Fol Chen released their CD, "Part 1: John Shade, Your Fortune's Made" at a most memorable evening of music Saturday night, February 7, 2009 at Pehrspace. Melissa Thorne (Fol Chen's keyboardist) had spent the day redressing the venue and turning it from Friday night's Hoedown barn into a cozy, intimate womb-like space. Bolts of fabric lined the two white walls and warm house lamps hung in two bunches from the ceiling, while the band performed on a few oriental throw rugs.
In this setting, Avi Buffalo Music, Karin Tatoyan and Fol Chen delivered sets that sent me reeling to the back of the closet to haul out the much maligned term "Art Rock" and attempt some rehabilitation on the concept. So it's Art Rock. So what! These groups of musicians seem determined to raise the bar on what constitutes popular music.
It was a perfect opportunity to get to know Avi Buffalo Music because they performed a flawless set of their most extraordinary music. I arrived just as they were getting ready to begin and I was happy to see that a lot of people had made the extra effort to be there as early as 9 o'clock on a Saturday night just to see them.
In this relaxed and casual atmosphere, we in front just sat down on the floor as Avi Buffalo began their set and within moments everyone was mesmerized. We witnessed a live performance of such high quality and musical integrity it would make you weep if you weren't laughing from the sheer joy of it. The songs are so musically inventive and fresh they create their own genre. Intensely personal yet universally understood, whether singing about the trauma of high school life or the movement of the planets, the lyrics are always sharp and incisive.

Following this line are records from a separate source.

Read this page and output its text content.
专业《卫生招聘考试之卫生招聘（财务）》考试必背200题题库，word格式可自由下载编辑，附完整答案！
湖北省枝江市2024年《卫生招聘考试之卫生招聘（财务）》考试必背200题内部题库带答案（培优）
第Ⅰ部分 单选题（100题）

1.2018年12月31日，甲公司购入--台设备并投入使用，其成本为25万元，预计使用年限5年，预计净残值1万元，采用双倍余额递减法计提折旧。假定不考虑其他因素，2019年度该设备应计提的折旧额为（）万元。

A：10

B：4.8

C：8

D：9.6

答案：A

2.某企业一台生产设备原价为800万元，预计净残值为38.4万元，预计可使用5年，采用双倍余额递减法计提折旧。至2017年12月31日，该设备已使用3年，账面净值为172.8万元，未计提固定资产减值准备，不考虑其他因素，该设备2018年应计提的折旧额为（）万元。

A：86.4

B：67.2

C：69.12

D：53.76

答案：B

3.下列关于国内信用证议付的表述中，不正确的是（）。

One by one your could see the audience become entranced, mouths agape in amazement. How can this band be so young and so accomplished at the same time, everyone seemed to ask. Every one of the band members bring invaluable contributions to the mix. It's just stunningly beautiful music and it expands the art form.
When Avi Buffalo Music finished their set, the room had filled out considerably and everyone had the same dazed look on their face. I'd seen it before a couple of weeks ago when they played at The Echo. And a special thanks to Aaron Embry for joining them for this set as well.
By the time Karin Tatoyan took the stage, Pehrspace was packed, but unlike any other time I've been sardined into this place, it was nice and cocoon-like. I can't explain why, just maybe something about the positive energy put out by the three bands.
I've seen Karin Tatoyan before, but nothing prepared me for the impact of her performance Saturday night. Perhaps it was my vantage point. The place was so packed, I found a space in that funny corner near the entrance, under a speaker, with a clear, front-row view of Karin and her band and it felt like spying on someone going through a personal catharsis.
The rich, dense sound garden Karin creates, offset by her emotional, fiery, electrifying voice, and lulled by Andrew Carter's gorgeous classical cello, keeps the listener on edge, like some great suspense movie. The lyrics are obviously deeply personal and intense, but I'll have to wait until I have some recorded work to really understand what she's singing about. But the emotion comes across, loud and clear.
Karin Tatoyan stretches the boundaries of what's acceptable public behavior and recalls everyone from Janis Joplin to Bjork (though she seems to me a bit less self-conscious than Bjork). She seems simultaneously theatrical and genuine, like Amanda Palmer, were she a little madder. Like I said, "Art Rock".
By now the audience was reeling from the one, two punch of Avi Buffalo and then Karin Tatoyan and was ready to be putty in the hands of Fol Chen. That's a good way to approach Fol Chen because one never knows what style they'll begin with or where they'll end up.
I assumed the same position I'd had for Karin, under the speaker, with a direct view of the band and Samuel Bing and company launched into "The Believers" and proceeded to thrill the audience with their unique approach. Fol Chen pile genre on top of genre until they build this great wall of music highlighted by their idiosyncratic singing style and blaring horns. It's a heady mixture and I am never less than fully engrossed. A special nod to Ethan for the great sound on all three bands.
The new CD is so sonically superior to their old EP that the songs sound brand new again. And the more quiet, thoughtful pieces reveal a side of Fol Chen I haven't seen live and didn't even know existed. "You and Your Sister in Jericho" is a particularly lovely song. I'm glad to finally have a full length CD from this band.
Looking back over their set and the two earlier ones by Karin Tatoyan and Avi Buffalo Music, it was a remarkable night of genre-bending, boundary expanding, mind-blowing art. It felt like the world grew a little larger that night.